Par Georges Quirino-Chaves à Buenos Aires
Argentine : Dark Leo ou Messi maradonien ?

Au-delà de ses performances de haut vol depuis le deuxième match face au Mexique, Lionel Messi a crevé l’écran en affichant une facette plus méconnue de sa personnalité. Contre les Pays-Bas, le septuple Ballon d’or, habituellement si respectueux, est apparu en trashtalker hors pair. En Argentine, cette version de la Pulga grande gueule, brièvement aperçue par le passé, est inévitablement associée à la figure de Maradona.

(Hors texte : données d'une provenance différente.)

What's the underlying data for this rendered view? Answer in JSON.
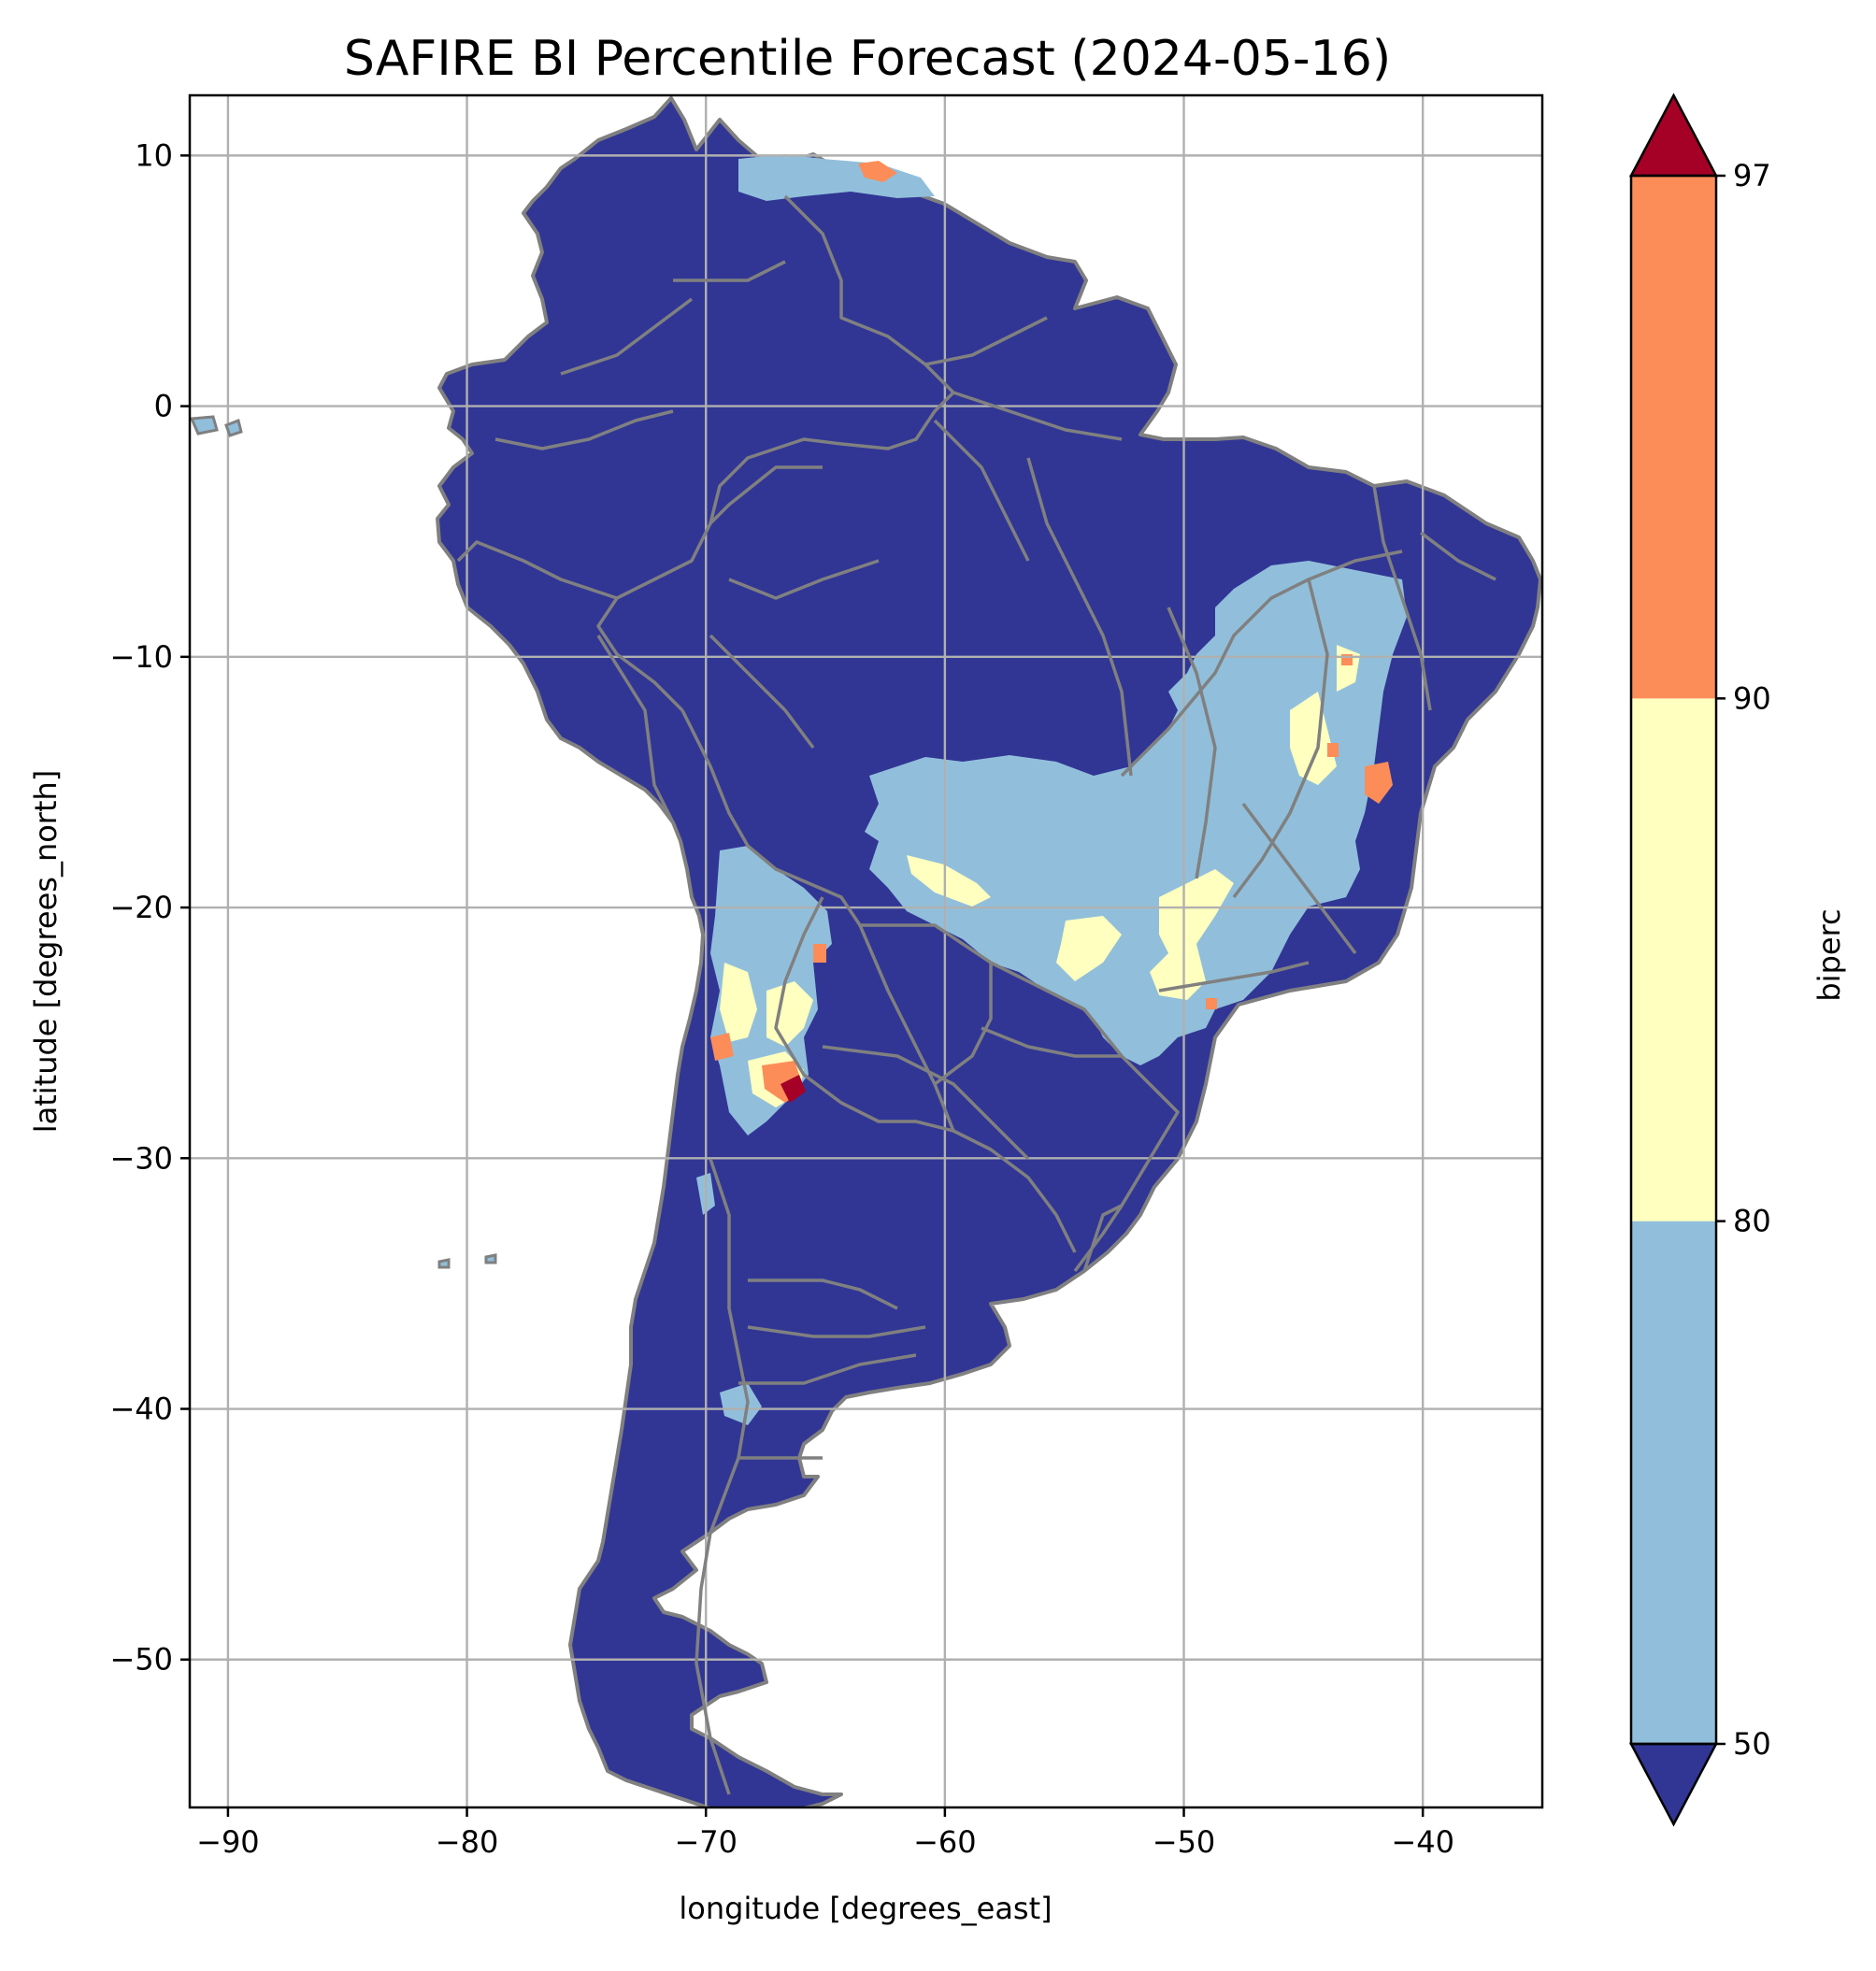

La scène se déroule quelques minutes après l’éprouvante qualification de l’Argentine face aux Pays-Bas. Dans les couloirs de l’enceinte de Lusail, Lionel Messi se présente au micro de la chaîne argentine TyC Sports. Il a le regard noir. Alors que le journaliste Gaston Edul s’apprête à lui poser une question en direct, la Pulga interpelle une personne hors caméra : « Qu’est-ce que tu regardes, idiot ? Va ailleurs, idiot ! » Surpris, l’intervieweur invite le numéro 10 à garder son calme. La fureur sans filtre de Messi vise l’attaquant Wout Weghorst, auteur des deux buts néerlandais. « Il n’a pas arrêté de nous provoquer pendant la rencontre, se justifiera plus tard le capitaine de l’Albiceleste. Pour moi, ce n’est pas ça, le football. Je respecte toujours tout le monde, mais j’aime aussi qu’on me respecte. Leur entraîneur, par exemple, ne nous a pas respectés. »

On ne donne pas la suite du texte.